National Salary Data:
Data published by the Bureau of Labor Statistics indicates that astronomers working in the United States earned an average of $101,630 per year as of May 2011. Half of all astronomers earned an annual income of between $61,020 and $143,340, while the median of all salaries reported was $95,500 per year. The lowest-paid 10 percent of all astronomers working in the country earned $50,440 or less per year, while the highest-paid 10 percent earned $163,950 or more per year.
Pay by Employment Sector:
As of May 2011, slightly over half of all astronomers working in the United States were employed by colleges and universities.
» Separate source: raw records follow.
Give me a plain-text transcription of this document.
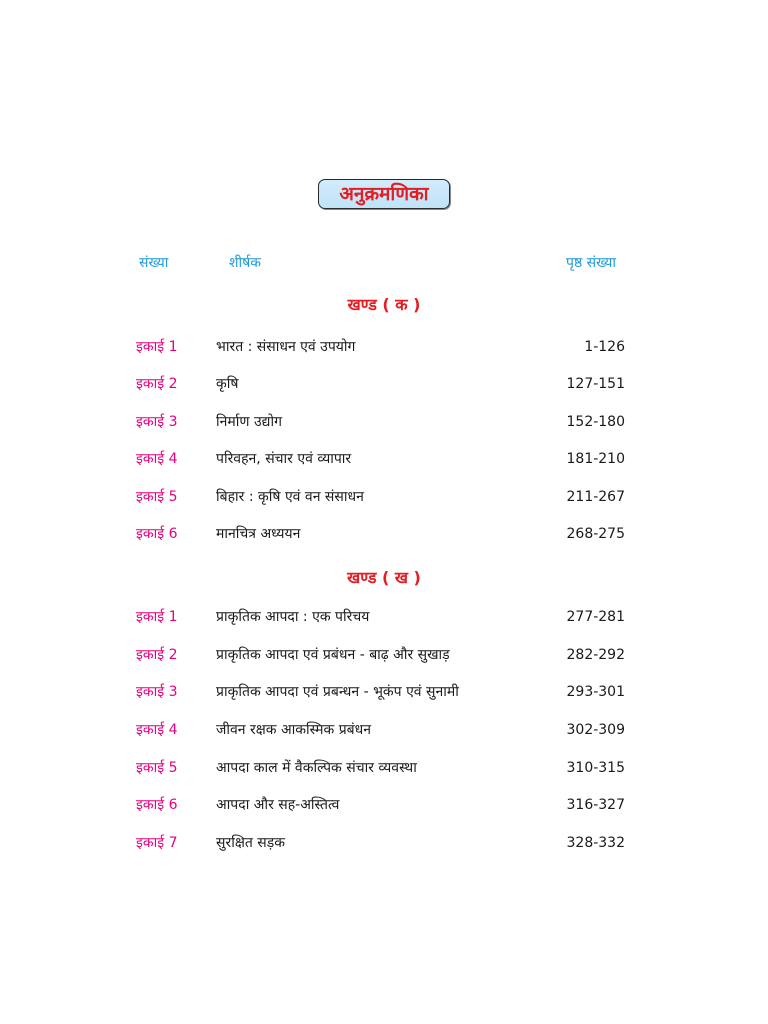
अनुक्रमणिका
संख्या	शीर्षक	पृष्ठ संख्या
खण्ड ( क )
इकाई 1	भारत : संसाधन एवं उपयोग	1-126
इकाई 2	कृषि	127-151
इकाई 3	निर्माण उद्योग	152-180
इकाई 4	परिवहन, संचार एवं व्यापार	181-210
इकाई 5	बिहार : कृषि एवं वन संसाधन	211-267
इकाई 6	मानचित्र अध्ययन	268-275
खण्ड ( ख )
इकाई 1	प्राकृतिक आपदा : एक परिचय	277-281
इकाई 2	प्राकृतिक आपदा एवं प्रबंधन - बाढ़ और सुखाड़	282-292
इकाई 3	प्राकृतिक आपदा एवं प्रबन्धन - भूकंप एवं सुनामी	293-301
इकाई 4	जीवन रक्षक आकस्मिक प्रबंधन	302-309
इकाई 5	आपदा काल में वैकल्पिक संचार व्यवस्था	310-315
इकाई 6	आपदा और सह-अस्तित्व	316-327
इकाई 7	सुरक्षित सड़क	328-332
The BLS reports that astronomers employed by educational institutions earned the lowest average salaries by employment sector, $90,930 per year. Those employed in scientific research and development services reported an average annual salary of $99,810. Astronomers employed by the federal government earned the highest average salary, $131,510 per year.
Pay by Area:
Of the few states that reported specific salary data for astronomers in 2011, those in Massachusetts earned the highest average salary, $112,340 per year. Astronomers working in California reported the second-highest average income, $103,220, and those working in Hawaii earned an average of $100,750 per year. The highest-paying metropolitan area for astronomers as of May 2011 was the Washington-Alexandria-Arlington area, where astronomers reported an average annual salary of $118,710 per year.
The Bureau of Labor Statistics estimates that 2,200 astronomers were employed in the United States as of 2010. The BLS expects that this occupation will add jobs at a rate of about 11 percent between 2010 and 2020, slightly below the national average for all occupations, and that employment for astronomers will approach 2,500 jobs by the end of the decade. The BLS expects strong competition and suggests that many astronomy candidates will need to work through several temporary postdoctoral appointments before settling into a steady job.